| Débat   
 
  
                
                 Hitler,
          les Arabes et les Juifs Nora
          Benkorich * Nora
          Benkorich recense ici les ouvrages suivants: Gilbert Achcar,
          Les Arabes et la Shoah,
          Paris, Sindbad, 2009, 525 p.; Matthias Küntzel,
          Jihad et Haine
          des Juifs,
          L’œuvre éditions, 2009, 238p. Martin Cüppers et Klaus-Michaël
          Mallmann, Croissant
          fertile et croix
          gammée,
          Éditions Verdier, 2009, 352 p.   *****  Depuis
          quelques années, les travaux historiques consacrés au thème de la
          réception arabe de la Shoah et, plus généralement, des relations
          entre le monde arabo-musulman et l’Allemagne nazie, se multiplient
          et font débat. Dans ce sillage, l’ouvrage de Gilbert Achcar, Les
          Arabes et la Shoah,
          sorti en octobre 2009, se distingue tant par l’ampleur et la
          variété de sa bibliographie et de ses sources, que par ses efforts
          de conceptualisation, ses qualités scientifiques et, surtout, son
          souci constant
          de neutralité axiologique. Cette
          exigence méthodologique, qui devrait être une priorité dans tous
          les travaux ayant des prétentions scientifiques, mérite d’être
          soulignée, car les ouvrages consacrés à cette question ont une
          fâcheuse tendance à la contourner, voire à la mettre au placard.  On
          peut citer, pour illustrer ce triste état de fait, les ouvrages Croissant
          fertile et Croix gammée de Martin Cüppers et Klaus Michaël
          Mallmann ainsi que Jihad
          et haine des Juifs de Matthias Küntzel, tous deux sortis en France
          en même temps que le livre de Gilbert Achcar.  Le
          premier, traduction française de l’original allemand paru en 2006,
          présente un monde arabo-musulman uniforme, monolithique, unanimement
          antisémite, antisioniste et pronazi. Dominique Trimbur observe
          avec justesse une «véritable
          malhonnêteté intellectuelle et scientifique de la part des auteurs.

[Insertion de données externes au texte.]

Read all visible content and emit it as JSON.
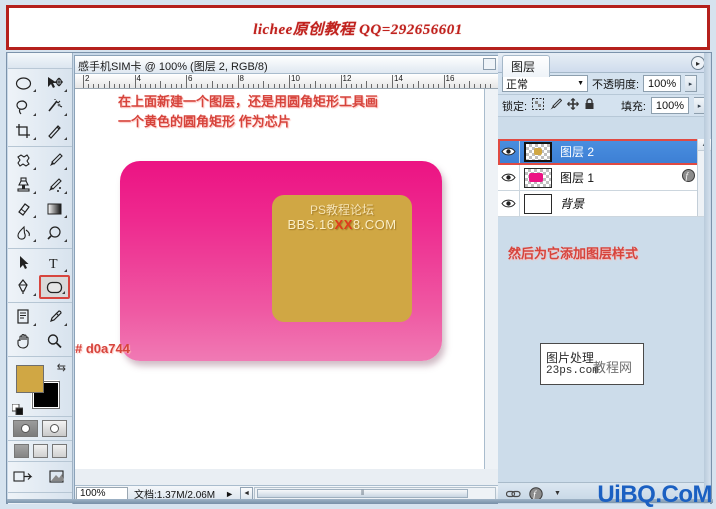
{
  "banner": {
    "text": "lichee原创教程 QQ=292656601",
    "border_color": "#b5201c",
    "text_color": "#c0221e"
  },
  "document_window": {
    "title": "感手机SIM卡 @ 100% (图层 2, RGB/8)",
    "ruler_labels": [
      "2",
      "4",
      "6",
      "8",
      "10",
      "12",
      "14",
      "16"
    ],
    "canvas": {
      "annotation": "在上面新建一个图层，还是用圆角矩形工具画\n一个黄色的圆角矩形 作为芯片",
      "hex_label": "# d0a744",
      "card_color_top": "#ec1383",
      "card_color_bottom": "#f07ab4",
      "chip_color": "#d0a744",
      "chip_line1": "PS教程论坛",
      "chip_line2_pre": "BBS.16",
      "chip_line2_xx": "XX",
      "chip_line2_post": "8.COM"
    },
    "status": {
      "zoom": "100%",
      "doc_size": "文档:1.37M/2.06M",
      "scroll_arrow_left": "◄",
      "scroll_arrow_right": "►",
      "menu_arrow": "►"
    }
  },
  "toolbar": {
    "tools": [
      {
        "name": "elliptical-marquee-tool",
        "glyph": "ellipse",
        "selected": false
      },
      {
        "name": "move-tool",
        "glyph": "move",
        "selected": false
      },
      {
        "name": "lasso-tool",
        "glyph": "lasso",
        "selected": false
      },
      {
        "name": "magic-wand-tool",
        "glyph": "wand",
        "selected": false
      },
      {
        "name": "crop-tool",
        "glyph": "crop",
        "selected": false
      },
      {
        "name": "slice-tool",
        "glyph": "slice",
        "selected": false
      },
      {
        "name": "patch-tool",
        "glyph": "patch",
        "selected": false
      },
      {
        "name": "brush-tool",
        "glyph": "brush",
        "selected": false
      },
      {
        "name": "clone-stamp-tool",
        "glyph": "stamp",
        "selected": false
      },
      {
        "name": "history-brush-tool",
        "glyph": "historybrush",
        "selected": false
      },
      {
        "name": "eraser-tool",
        "glyph": "eraser",
        "selected": false
      },
      {
        "name": "gradient-tool",
        "glyph": "gradient",
        "selected": false
      },
      {
        "name": "blur-tool",
        "glyph": "blur",
        "selected": false
      },
      {
        "name": "dodge-tool",
        "glyph": "dodge",
        "selected": false
      },
      {
        "name": "path-selection-tool",
        "glyph": "arrow",
        "selected": false
      },
      {
        "name": "type-tool",
        "glyph": "type",
        "selected": false
      },
      {
        "name": "pen-tool",
        "glyph": "pen",
        "selected": false
      },
      {
        "name": "rounded-rectangle-tool",
        "glyph": "roundrect",
        "selected": true
      },
      {
        "name": "notes-tool",
        "glyph": "notes",
        "selected": false
      },
      {
        "name": "eyedropper-tool",
        "glyph": "eyedropper",
        "selected": false
      },
      {
        "name": "hand-tool",
        "glyph": "hand",
        "selected": false
      },
      {
        "name": "zoom-tool",
        "glyph": "zoom",
        "selected": false
      }
    ],
    "foreground_color": "#d0a744",
    "background_color": "#000000"
  },
  "layers_panel": {
    "tab_label": "图层",
    "blend_mode": "正常",
    "opacity_label": "不透明度:",
    "opacity_value": "100%",
    "lock_label": "锁定:",
    "fill_label": "填充:",
    "fill_value": "100%",
    "lock_icons": [
      "lock-transparency-icon",
      "lock-pixels-icon",
      "lock-position-icon",
      "lock-all-icon"
    ],
    "layers": [
      {
        "name": "图层 2",
        "selected": true,
        "visible": true,
        "thumb": "chip",
        "has_fx": false,
        "locked": false
      },
      {
        "name": "图层 1",
        "selected": false,
        "visible": true,
        "thumb": "card",
        "has_fx": true,
        "locked": false
      },
      {
        "name": "背景",
        "selected": false,
        "visible": true,
        "thumb": "white",
        "has_fx": false,
        "locked": true
      }
    ]
  },
  "right_notes": {
    "note": "然后为它添加图层样式",
    "watermark_line1": "图片处理",
    "watermark_line2": "23ps.com",
    "watermark_line3": "教程网"
  },
  "footer": {
    "watermark": "UiBQ.CoM",
    "watermark_color": "#1b60c2"
  }
}
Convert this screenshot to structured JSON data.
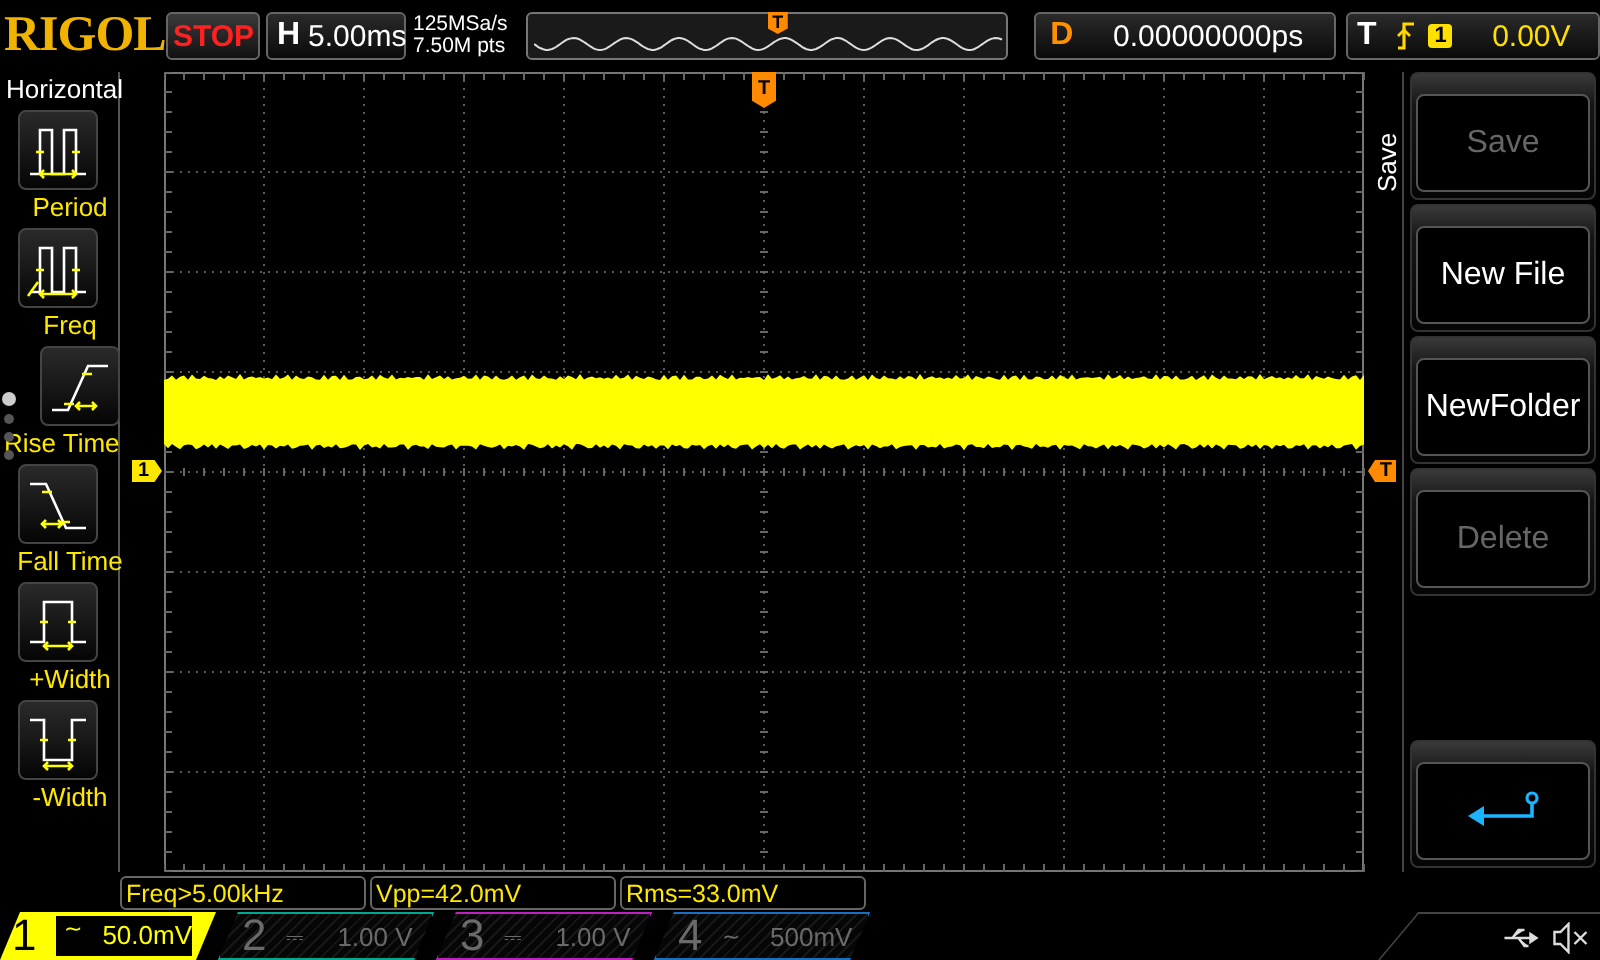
{
  "brand": "RIGOL",
  "run_state": "STOP",
  "horizontal": {
    "label": "H",
    "timebase": "5.00ms",
    "sample_rate": "125MSa/s",
    "memory_depth": "7.50M pts"
  },
  "overview": {
    "trigger_marker": "T"
  },
  "delay": {
    "label": "D",
    "value": "0.00000000ps"
  },
  "trigger": {
    "label": "T",
    "source": "1",
    "level": "0.00V"
  },
  "measure_menu": {
    "title": "Horizontal",
    "items": [
      {
        "label": "Period",
        "kind": "period"
      },
      {
        "label": "Freq",
        "kind": "freq"
      },
      {
        "label": "Rise Time",
        "kind": "rise"
      },
      {
        "label": "Fall Time",
        "kind": "fall"
      },
      {
        "label": "+Width",
        "kind": "pwidth"
      },
      {
        "label": "-Width",
        "kind": "nwidth"
      }
    ],
    "page_dots": [
      {
        "selected": true
      },
      {
        "selected": false
      },
      {
        "selected": false
      },
      {
        "selected": false
      }
    ]
  },
  "grid": {
    "trigger_position_marker": "T",
    "channel_marker": "1",
    "trigger_level_marker": "T"
  },
  "soft_menu": {
    "title": "Save",
    "buttons": [
      {
        "kind": "text",
        "label": "Save",
        "disabled": true
      },
      {
        "kind": "text",
        "label": "New File",
        "disabled": false
      },
      {
        "kind": "text",
        "label": "NewFolder",
        "disabled": false
      },
      {
        "kind": "text",
        "label": "Delete",
        "disabled": true
      },
      {
        "kind": "back"
      }
    ]
  },
  "measurements": [
    "Freq>5.00kHz",
    "Vpp=42.0mV",
    "Rms=33.0mV"
  ],
  "channels": [
    {
      "number": "1",
      "coupling": "~",
      "scale": "50.0mV",
      "on": true,
      "color": "#ffff00"
    },
    {
      "number": "2",
      "coupling": "⎓",
      "scale": "1.00 V",
      "on": false,
      "color": "#00a890"
    },
    {
      "number": "3",
      "coupling": "⎓",
      "scale": "1.00 V",
      "on": false,
      "color": "#c020c0"
    },
    {
      "number": "4",
      "coupling": "~",
      "scale": "500mV",
      "on": false,
      "color": "#1a70c0"
    }
  ]
}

          En effet, ce qui est décrit, ce n’est pas une politique, ce ne
          sont pas les relations entre l’Allemagne nazie et le monde
          arabo-musulman, ce n’est qu’un ensemble de représentations mises
          bout à bout, devant faire office de tableau complet».

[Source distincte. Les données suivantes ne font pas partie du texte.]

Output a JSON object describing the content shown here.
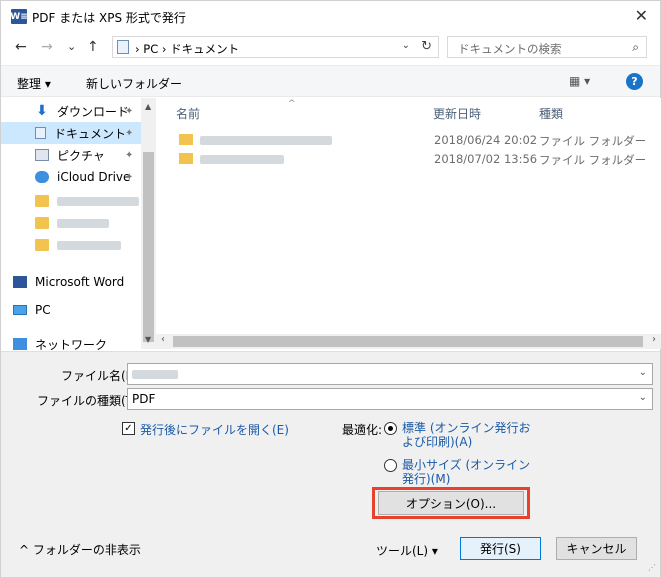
{
  "window": {
    "title": "PDF または XPS 形式で発行",
    "app_icon": "W≡",
    "close_glyph": "✕"
  },
  "address_bar": {
    "back_glyph": "←",
    "forward_glyph": "→",
    "recent_glyph": "⌄",
    "up_glyph": "↑",
    "path": "› PC › ドキュメント",
    "dropdown_glyph": "⌄",
    "refresh_glyph": "↻"
  },
  "search": {
    "placeholder": "ドキュメントの検索",
    "icon_glyph": "⌕"
  },
  "toolbar": {
    "organize_label": "整理 ▾",
    "new_folder_label": "新しいフォルダー",
    "view_glyph": "▦ ▾",
    "help_glyph": "?"
  },
  "nav": {
    "items": [
      {
        "label": "ダウンロード",
        "pinned": true
      },
      {
        "label": "ドキュメント",
        "pinned": true,
        "selected": true
      },
      {
        "label": "ピクチャ",
        "pinned": true
      },
      {
        "label": "iCloud Drive",
        "pinned": true
      },
      {
        "label": "Microsoft Word"
      },
      {
        "label": "PC"
      },
      {
        "label": "ネットワーク"
      }
    ],
    "pin_glyph": "📌"
  },
  "file_list": {
    "columns": {
      "name": "名前",
      "date": "更新日時",
      "type": "種類"
    },
    "sort_glyph": "^",
    "rows": [
      {
        "date": "2018/06/24 20:02",
        "type": "ファイル フォルダー"
      },
      {
        "date": "2018/07/02 13:56",
        "type": "ファイル フォルダー"
      }
    ]
  },
  "form": {
    "filename_label": "ファイル名(N):",
    "filetype_label": "ファイルの種類(T):",
    "filetype_value": "PDF",
    "open_after_label": "発行後にファイルを開く(E)",
    "optimize_label": "最適化:",
    "optimize_standard": "標準 (オンライン発行および印刷)(A)",
    "optimize_minimum": "最小サイズ (オンライン発行)(M)",
    "options_button": "オプション(O)...",
    "tools_label": "ツール(L)   ▾",
    "publish_button": "発行(S)",
    "cancel_button": "キャンセル",
    "hide_folders": "^  フォルダーの非表示"
  }
}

          Il ajoute, à juste titre, que «le
          recours par trop exclusif à une seule source archivistique, à
          savoir les archives nazies, ne peut en aucun cas servir à dresser un
          tableau complet, cohérent, équilibré et représentatif, tel qu’il
          est prétendument ambitionné par les auteurs».[1]  Le
          second,
          Jihad et haine des Juifs,
          s’inscrit dans cette même veine. Le choix très sélectif des
          sources et le recours à des affirmations douteuses laissent le
          lecteur perplexe. S’ajoutent des jugements de valeurs qui n’ont
          pas leur place dans un livre d’histoire: prétendre qu’un «musulman
          orthodoxe» est par nature «hostile
          à la science» est
          la preuve d’une méconnaissance totale de la culture islamique.

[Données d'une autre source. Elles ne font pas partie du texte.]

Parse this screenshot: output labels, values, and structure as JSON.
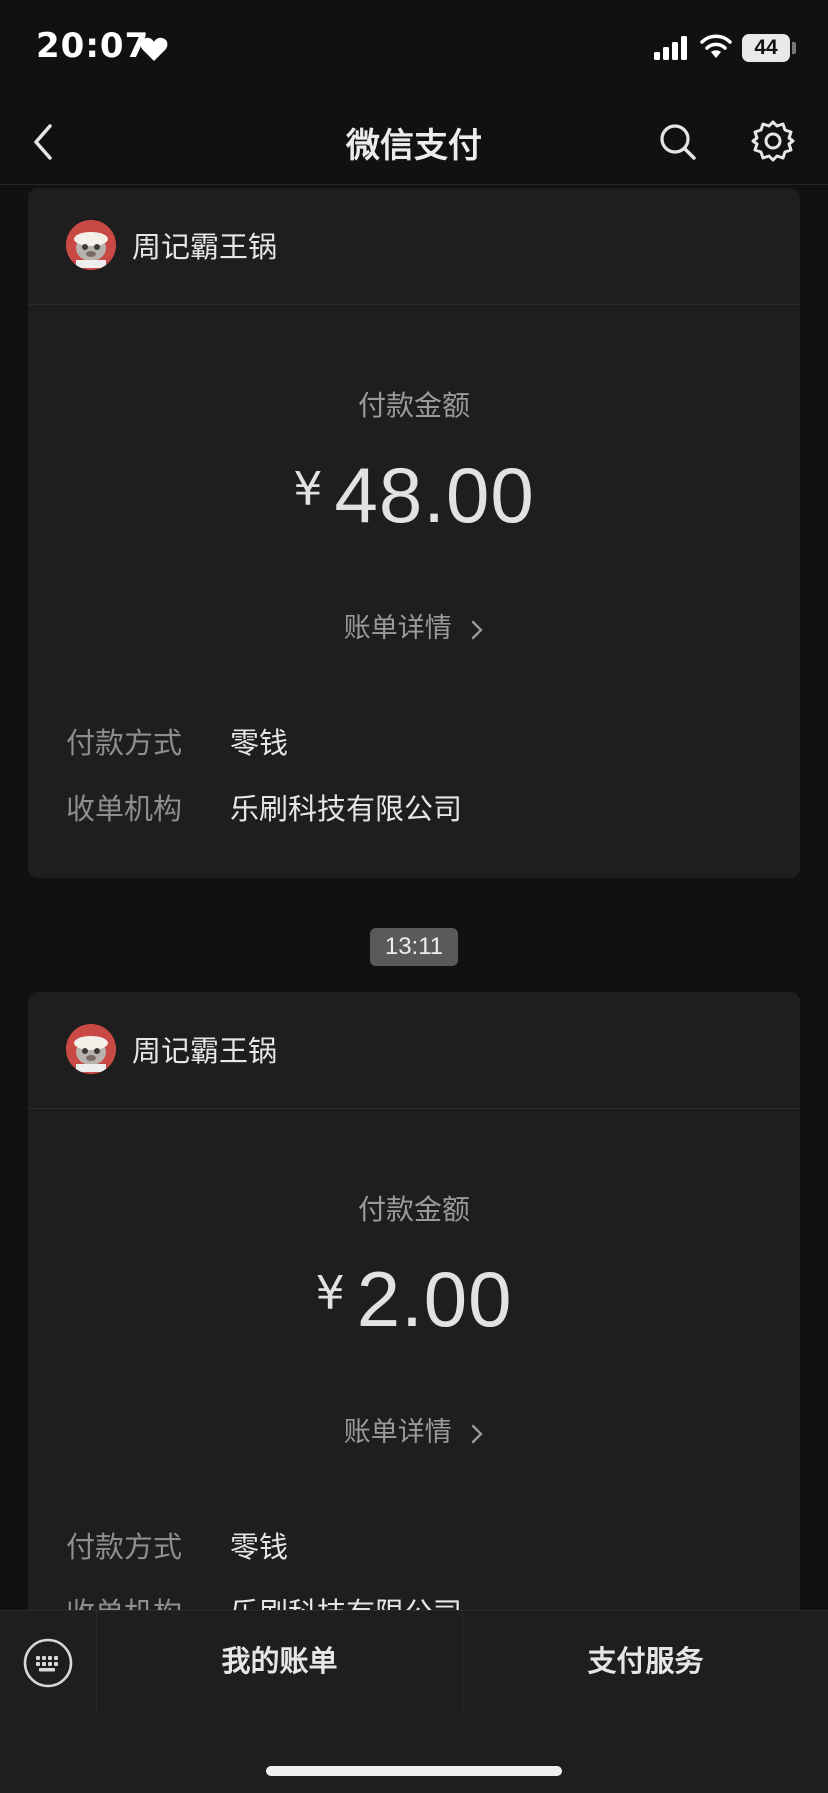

          Plus choquantes encore sont les railleries sur les rites
          et les croyances musulmanes, telles
          que: «Les
          islamistes considèrent que baisser la tête jusqu’à la poussière
          du sol est signe de spiritualité» Küntzel
          fait référence à la prière, qui d’ailleurs n’est pas une
          pratique islamiste mais islamique et constitue l’un des cinq
          piliers de l’islam. Autre
          jugement: «Le
          Coran offre même au plus pauvre des croyants la consolation de
          dominer les femmes et la permission de participer aux purges
          religieuses» (p. 146).   Comment ne pas y voir autre
          chose qu’un sentiment islamophobe ou une farouche inimitié de
          l’islam et de ses rites ?  Ce
          qui est inquiétant, c’est que l’ouvrage de Cüppers et Mallman
          émane d’une institution officielle allemande – le Ludwigsburg, chargé de la poursuite des criminels de guerre et
          censé produire des travaux de référence – et que celui de Küntzel a été traduit dans une dizaine de langues
          et a reçu le prestigieux Independant
          Publisher Book Award (États-Unis)… Quel enjeu ?  L’enjeu
          principal du débat historique suscité par ces publications consiste
          à mesurer la responsabilité des Arabes et des Musulmans – en particulier celle des Palestiniens – dans la mise en œuvre de la Shoah. On l’aura compris, les auteurs
          des deux ouvrages que je viens de citer établissent, par un procédé
          classique d’essentialisation du monde musulman, un réquisitoire
          accablant et sans nuances de cette responsabilité que l’on
          pourrait résumer ainsi: l’atavisme antisémite des musulmans les a
          prédisposés à se faire unanimement les instruments de
          l’extermination des Juifs.  Il n’est guère surprenant
          de constater que les partisans de cette lecture essentialisante de
          l’histoire s’appuient sur la figure du Grand mufti de Jérusalem
          Amin al-Husseini pour conforter leur thèse. La collaboration entre
          le Troisième Reich et le mufti qui d’ailleurs, dans ses mémoires,
          n’a jamais tenté de dissimuler sa fascination pour le nazisme, est
          un fait avéré et n’est guère contesté. Toutefois, les raisons
          invoquées pour justifier cette alliance sont moins nettes.   Henry
          Laurens y voit «une grande part d’opportunisme politique, même
          s’il a certainement été très sensible aux multiples égards que
          les responsables nazis lui ont prodigués» [2].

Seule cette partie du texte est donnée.